E’ davvero curioso e tipicamente italiano che il premier Romano Prodi, cattolicissimo, commenti così l’arresto di Marina Petrella [a sinistra in foto di repertorio], ex Br rifugiatasi in Francia con l’assicurazione che garantiva, fino al caso Battisti, la cosiddetta “dottrina Mitterrand”: “Grande soddisfazione per la brillante operazione. L’arresto – ha aggiunto il premier – dimostra l’importanza della cooperazione internazionale in tema di lotta alla criminalità e al terrorismo. Confidiamo che la richiesta di estradizione già avanzata negli anni scorsi possa essere presto soddisfatta. Con questo arresto – ha concluso Prodi – siamo certi si potrà cercare di fare luce su uno dei periodi più bui, tragici e assurdi della nostra storia repubblicana”.

Cominciasse lui a fare luce su quel periodo, visto che ci sta immerso da quasi trent’anni: il cattolicissimo premier stava infatti seduto a un tavolino a fare una seduta spiritica, quando emerse il nome “Gradoli” – e si andò a cercare Moro a Gradoli, non in via Gradoli a Roma, covo delle Br. Un bell’atto di occultismo: della notizia che poteva salvare la vita al presidente Dc. In realtà, visto che non possiamo non dirci cattolici e ai medium non crediamo, una bufala: da dove Prodi seppe di “Gradoli”?

E’ soltanto un rilievo superficiale, a fronte della gravità di quanto sta accadendo in queste ore. Iniziamo da questo: Marina Petrella non è una terrorista.Marina Petrella è stata una terrorista, piuttosto. La “brillante operazione” che soddisfa tanto Romano Prodi nasce da un casuale controllo effettuato da una pattuglia della polizia stradale. C’è una lista, inviata ai tempi del governo Berlusconi a quello francese, in cui sono indicati i nomi dei rifugiati che l’Italia desidera siano estradati. Poco è cambiato da Berlusconi a Prodi: quella lista è la pietra tombale su una promessa fatta da un Presidente di Francia, rispettata da nove primi ministri e, di colpo, inapplicata. Con quali effetti andiamo a vedere.

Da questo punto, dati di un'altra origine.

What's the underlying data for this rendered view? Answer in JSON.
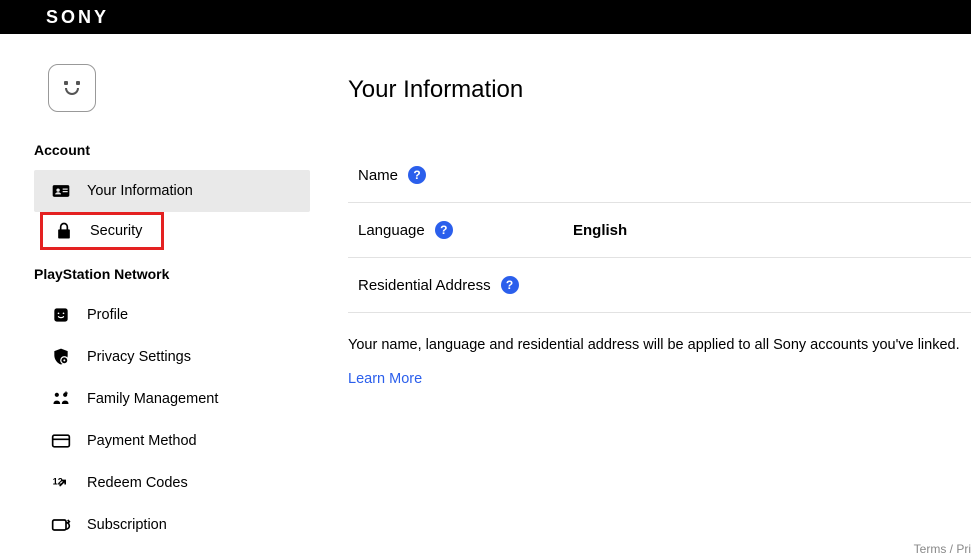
{
  "brand": "SONY",
  "sidebar": {
    "sections": [
      {
        "heading": "Account",
        "items": [
          {
            "label": "Your Information",
            "icon": "id-card-icon",
            "active": true
          },
          {
            "label": "Security",
            "icon": "lock-icon",
            "highlight": true
          }
        ]
      },
      {
        "heading": "PlayStation Network",
        "items": [
          {
            "label": "Profile",
            "icon": "profile-icon"
          },
          {
            "label": "Privacy Settings",
            "icon": "shield-gear-icon"
          },
          {
            "label": "Family Management",
            "icon": "family-icon"
          },
          {
            "label": "Payment Method",
            "icon": "credit-card-icon"
          },
          {
            "label": "Redeem Codes",
            "icon": "redeem-icon"
          },
          {
            "label": "Subscription",
            "icon": "subscription-icon"
          }
        ]
      }
    ]
  },
  "main": {
    "title": "Your Information",
    "rows": [
      {
        "label": "Name",
        "value": ""
      },
      {
        "label": "Language",
        "value": "English"
      },
      {
        "label": "Residential Address",
        "value": ""
      }
    ],
    "note": "Your name, language and residential address will be applied to all Sony accounts you've linked.",
    "learn_more": "Learn More"
  },
  "footer": "Terms / Pri"
}
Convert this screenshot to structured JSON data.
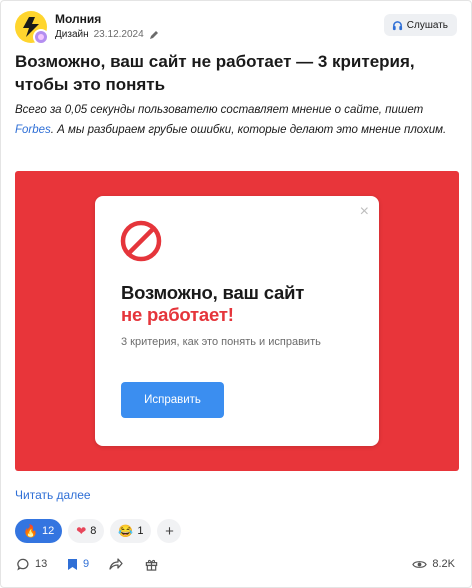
{
  "post": {
    "author": "Молния",
    "category": "Дизайн",
    "date": "23.12.2024",
    "listen_label": "Слушать",
    "title": "Возможно, ваш сайт не работает — 3 критерия, чтобы это понять",
    "lead_before": "Всего за 0,05 секунды пользователю составляет мнение о сайте, пишет ",
    "lead_link": "Forbes",
    "lead_after": ". А мы разбираем грубые ошибки, которые делают это мнение плохим.",
    "read_more": "Читать далее"
  },
  "hero": {
    "background_color": "#e8353a",
    "close_glyph": "×",
    "title_line1": "Возможно, ваш сайт",
    "title_line2": "не работает!",
    "text": "3 критерия, как это понять и исправить",
    "button_label": "Исправить"
  },
  "reactions": [
    {
      "icon": "fire-icon",
      "emoji": "🔥",
      "count": "12",
      "active": true
    },
    {
      "icon": "heart-icon",
      "emoji": "❤",
      "count": "8",
      "active": false
    },
    {
      "icon": "laughing-face-icon",
      "emoji": "😂",
      "count": "1",
      "active": false
    }
  ],
  "add_reaction_glyph": "+",
  "footer": {
    "comments": "13",
    "bookmarks": "9",
    "views": "8.2K"
  },
  "colors": {
    "accent_blue": "#3475e0",
    "link_blue": "#2f6fd6",
    "hero_red": "#e8353a",
    "avatar_yellow": "#ffd52e"
  }
}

Prima di tutto, inquadriamo il caso di Marina Petrella. Ecco come l’approccia Repubblica.it: “La brigatista ha subito una condanna all’ergastolo al termine del cosiddetto processo Moro Ter. Il dibattimento, che riguardava le azioni delle Brigate Rosse a Roma compiute tra il 1977 e il 1982, si era concluso con 153 condanne. Di queste 26 erano ergastoli e 1.800 anni erano gli complessivi di detenzione. Solo 20 assoluzioni. All’epoca della condanna inflittale dalla Corte d’Appello di Roma, la Petrella era contumace in quanto scarcerata per decorrenza dei termini e aveva trovato da anni rifugio a Parigi, dove viveva un’esistenza irreprensibile. La sentenza venne poi confermata dalla Cassazione che annullò, con rinvio a un’altra sezione penale della Corte d’Appello di Roma, solo la sentenza nei riguardi di Eugenio Ghignoni, condannato in secondo grado a 15 anni di prigione. La ‘primula rossa’, già sposata al brigatista Luigi Novelli, si era successivamente legata a un algerino dal quale ha avuto una figlia”. Il gioco è già fatto: “brigatista”, “primula rossa”, “contumace” mentre erano scaduti i termini di custodia. L’atteggiamento del lettore medio è già plasmato.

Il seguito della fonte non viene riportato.